After reviewing the destitute motion, Judge Jay Stewart concluded that Weekes qualified and ordered that Weekes receive counsel from the Georgia Capital Defender’s Office.

This is the second time Weekes has changed legal counsel. He was previously represented by Atlanta-based defense attorney Brian Steele. Steele retired last fall.

Criminal defense attorney Frank Hogue told the PrisonTown podcast that defending a death penalty case can cost upwards of $500,000 to complete the trial.

Weekes’ co-defendant, Christopher Reginald Sumlin Jr., is already represented by two attorneys in the defense attorney’s office.

Another court date is scheduled for the end of the month, but will only be used for the procedural first appearance.

Weekes asked to contact the court before the hearing was completed, which Stewart said he would allow, but asked Weekes to consult with his legal counsel first. Word revealed that Weekes wanted to express his displeasure at not being fed regularly and not being allowed to call family. Word said when they met him at the Jackson special administration unit, Weekes complained that he “hadn’t eaten in about a day.”
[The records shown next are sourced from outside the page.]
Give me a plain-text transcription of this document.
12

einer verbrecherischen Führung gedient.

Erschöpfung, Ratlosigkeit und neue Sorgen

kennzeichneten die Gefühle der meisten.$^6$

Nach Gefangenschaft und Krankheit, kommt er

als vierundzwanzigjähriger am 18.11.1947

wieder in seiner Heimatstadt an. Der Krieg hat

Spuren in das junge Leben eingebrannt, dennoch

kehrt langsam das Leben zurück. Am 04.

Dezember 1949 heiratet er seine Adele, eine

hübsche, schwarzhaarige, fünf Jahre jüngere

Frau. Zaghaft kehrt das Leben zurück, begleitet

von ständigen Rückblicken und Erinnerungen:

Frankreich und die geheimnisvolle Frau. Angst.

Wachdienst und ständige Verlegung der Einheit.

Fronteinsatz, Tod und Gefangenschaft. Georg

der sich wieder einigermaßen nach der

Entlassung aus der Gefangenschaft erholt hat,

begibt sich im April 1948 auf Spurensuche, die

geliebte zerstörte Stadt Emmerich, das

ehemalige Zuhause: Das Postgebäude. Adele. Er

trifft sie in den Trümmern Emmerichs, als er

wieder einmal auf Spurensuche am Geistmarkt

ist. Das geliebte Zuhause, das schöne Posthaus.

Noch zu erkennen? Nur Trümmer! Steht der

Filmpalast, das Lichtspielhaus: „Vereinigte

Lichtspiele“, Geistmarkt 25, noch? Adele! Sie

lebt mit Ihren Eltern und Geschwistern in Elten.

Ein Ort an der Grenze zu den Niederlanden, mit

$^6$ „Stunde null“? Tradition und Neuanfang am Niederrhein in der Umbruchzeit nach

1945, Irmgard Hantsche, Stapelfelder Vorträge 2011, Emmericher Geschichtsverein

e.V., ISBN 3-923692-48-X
Word, who said Weekes had filed a number of complaints with GDC, asked the court to order the Georgia Department of Corrections to grant Weekes the placement to which “all inmates are entitled.”

“I would say that’s one of the reasons we can’t get paid in some cases,” Word told the court.

“So am I supposed to direct the GDC to do their job?” Stewart asked.

“Yes, Your Honor.”

“Consider it done. GDC is ordered to do its job,” Stewart said.